🤖 AI Summary
This work addresses the susceptibility of multimodal large language models to emotional recognition bias under conditions of modality conflict or absence, particularly manifesting as a significant attenuation of video modality contribution—termed “Video Contribution Collapse” (VCC). To systematically evaluate model behavior across aligned, conflicting, and missing modality scenarios, the authors introduce the EmoMM benchmark. They further propose CHASE, a training-free, inference-time conflict-aware attention steering mechanism that dynamically modulates cross-modal attention to mitigate such biases. Experimental results demonstrate that CHASE consistently enhances emotional recognition performance across diverse settings, substantially improving model robustness and accuracy in complex, real-world multimodal contexts.
📝 Abstract
Multimodal Emotion Recognition (MER) is critical for interpreting real-world interactions. While Multimodal Large Language Models (MLLM) have shown promise in MER, their internal decision-making mechanisms under modality conflict and missingness remain largely underexplored. In this paper, to systematically investigate these behaviors, we introduce EmoMM, a comprehensive benchmark featuring modality-aligned, conflict, and missing subsets.
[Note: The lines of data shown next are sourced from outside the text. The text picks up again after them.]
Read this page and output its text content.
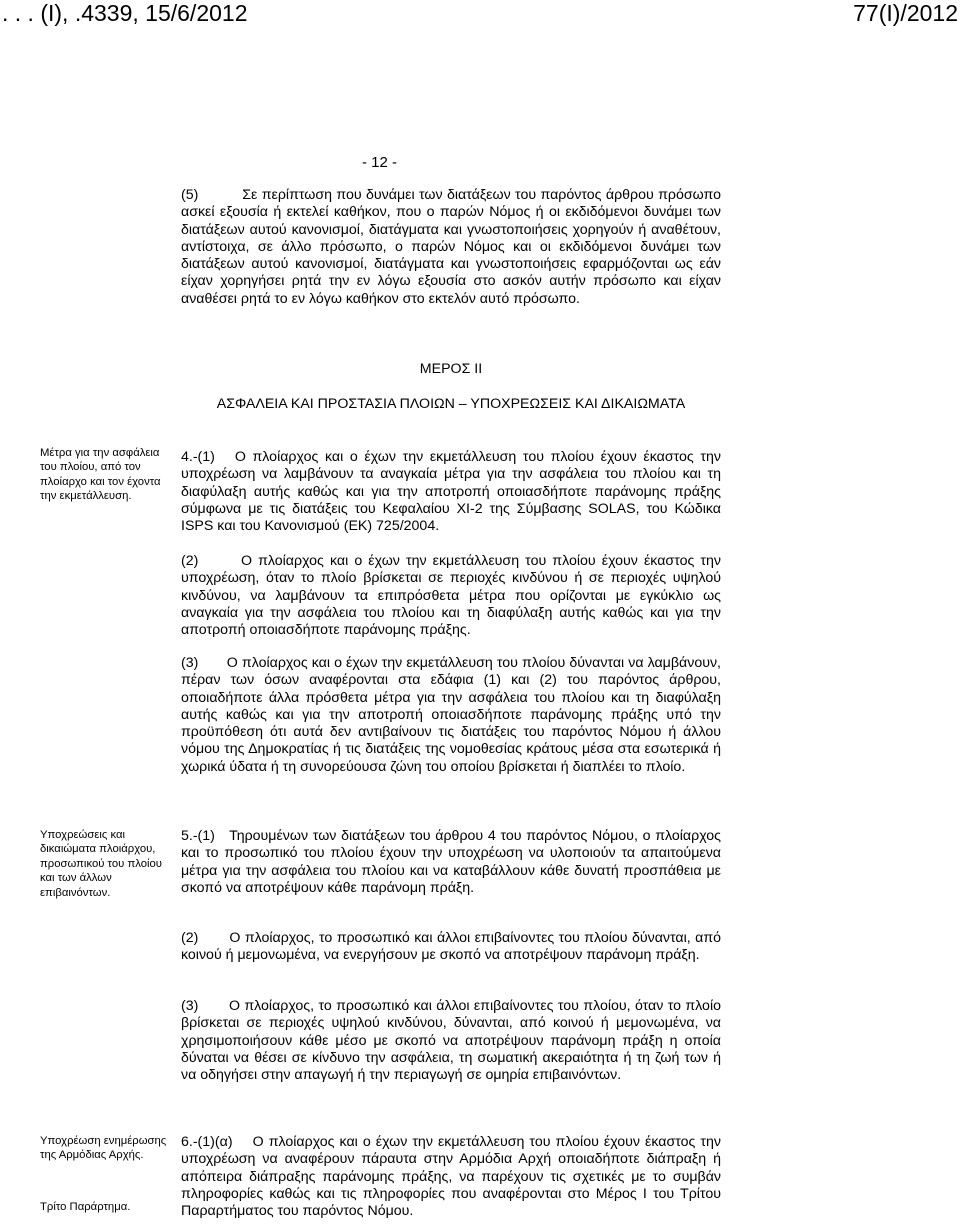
. . . (Ι), .4339, 15/6/2012	77(Ι)/2012
- 12 -
(5)          Σε περίπτωση που δυνάμει των διατάξεων του παρόντος άρθρου πρόσωπο ασκεί εξουσία ή εκτελεί καθήκον, που ο παρών Νόμος ή οι εκδιδόμενοι δυνάμει των διατάξεων αυτού κανονισμοί, διατάγματα και γνωστοποιήσεις χορηγούν ή αναθέτουν, αντίστοιχα, σε άλλο πρόσωπο, ο παρών Νόμος και οι εκδιδόμενοι δυνάμει των διατάξεων αυτού κανονισμοί, διατάγματα και γνωστοποιήσεις εφαρμόζονται ως εάν είχαν χορηγήσει ρητά την εν λόγω εξουσία στο ασκόν αυτήν πρόσωπο και είχαν αναθέσει ρητά το εν λόγω καθήκον στο εκτελόν αυτό πρόσωπο.
ΜΕΡΟΣ ΙΙ
ΑΣΦΑΛΕΙΑ ΚΑΙ ΠΡΟΣΤΑΣΙΑ ΠΛΟΙΩΝ – ΥΠΟΧΡΕΩΣΕΙΣ ΚΑΙ ΔΙΚΑΙΩΜΑΤΑ
Μέτρα για την ασφάλεια του πλοίου, από τον πλοίαρχο και τον έχοντα την εκμετάλλευση.
4.-(1)   Ο πλοίαρχος και ο έχων την εκμετάλλευση του πλοίου έχουν έκαστος την υποχρέωση να λαμβάνουν τα αναγκαία μέτρα για την ασφάλεια του πλοίου και τη διαφύλαξη αυτής καθώς και για την αποτροπή οποιασδήποτε παράνομης πράξης σύμφωνα με τις διατάξεις του Κεφαλαίου ΧΙ-2 της Σύμβασης SOLAS, του Κώδικα ISPS και του Κανονισμού (ΕΚ) 725/2004.
(2)       Ο πλοίαρχος και ο έχων την εκμετάλλευση του πλοίου έχουν έκαστος την υποχρέωση, όταν το πλοίο βρίσκεται σε περιοχές κινδύνου ή σε περιοχές υψηλού κινδύνου, να λαμβάνουν τα επιπρόσθετα μέτρα που ορίζονται με εγκύκλιο ως αναγκαία για την ασφάλεια του πλοίου και τη διαφύλαξη αυτής καθώς και για την αποτροπή οποιασδήποτε παράνομης πράξης.
(3)       Ο πλοίαρχος και ο έχων την εκμετάλλευση του πλοίου δύνανται να λαμβάνουν, πέραν των όσων αναφέρονται στα εδάφια (1) και (2) του παρόντος άρθρου, οποιαδήποτε άλλα πρόσθετα μέτρα για την ασφάλεια του πλοίου και τη διαφύλαξη αυτής καθώς και για την αποτροπή οποιασδήποτε παράνομης πράξης υπό την προϋπόθεση ότι αυτά δεν αντιβαίνουν τις διατάξεις του παρόντος Νόμου ή άλλου νόμου της Δημοκρατίας ή τις διατάξεις της νομοθεσίας κράτους μέσα στα εσωτερικά ή χωρικά ύδατα ή τη συνορεύουσα ζώνη του οποίου βρίσκεται ή διαπλέει το πλοίο.
Υποχρεώσεις και δικαιώματα πλοιάρχου, προσωπικού του πλοίου και των άλλων επιβαινόντων.
5.-(1)   Τηρουμένων των διατάξεων του άρθρου 4 του παρόντος Νόμου, ο πλοίαρχος και το προσωπικό του πλοίου έχουν την υποχρέωση να υλοποιούν τα απαιτούμενα μέτρα για την ασφάλεια του πλοίου και να καταβάλλουν κάθε δυνατή προσπάθεια με σκοπό να αποτρέψουν κάθε παράνομη πράξη.
(2)       Ο πλοίαρχος, το προσωπικό και άλλοι επιβαίνοντες του πλοίου δύνανται, από κοινού ή μεμονωμένα, να ενεργήσουν με σκοπό να αποτρέψουν παράνομη πράξη.
(3)       Ο πλοίαρχος, το προσωπικό και άλλοι επιβαίνοντες του πλοίου, όταν το πλοίο βρίσκεται σε περιοχές υψηλού κινδύνου, δύνανται, από κοινού ή μεμονωμένα, να χρησιμοποιήσουν κάθε μέσο με σκοπό να αποτρέψουν παράνομη πράξη η οποία δύναται να θέσει σε κίνδυνο την ασφάλεια, τη σωματική ακεραιότητα ή τη ζωή των ή να οδηγήσει στην απαγωγή ή την περιαγωγή σε ομηρία επιβαινόντων.
Υποχρέωση ενημέρωσης της Αρμόδιας Αρχής.
Τρίτο Παράρτημα.
6.-(1)(α)    Ο πλοίαρχος και ο έχων την εκμετάλλευση του πλοίου έχουν έκαστος την υποχρέωση να αναφέρουν πάραυτα στην Αρμόδια Αρχή οποιαδήποτε διάπραξη ή απόπειρα διάπραξης παράνομης πράξης, να παρέχουν τις σχετικές με το συμβάν πληροφορίες καθώς και τις πληροφορίες που αναφέρονται στο Μέρος Ι του Τρίτου Παραρτήματος του παρόντος Νόμου.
Through extensive evaluation, we uncover a Video Contribution Collapse (VCC) phenomenon, where MLLM marginalize video evidence due to high token redundancy and modality preferences. To address this, we propose Conflict-aware Head-level Attention Steering (CHASE), a lightweight mechanism that detects modality conflicts and performs inference-time attention steering, effectively mitigating decision bias without retraining the backbone. Experimental results demonstrate that CHASE consistently improves performance across various settings, significantly enhancing the reliability of MLLM in complex affective scenarios.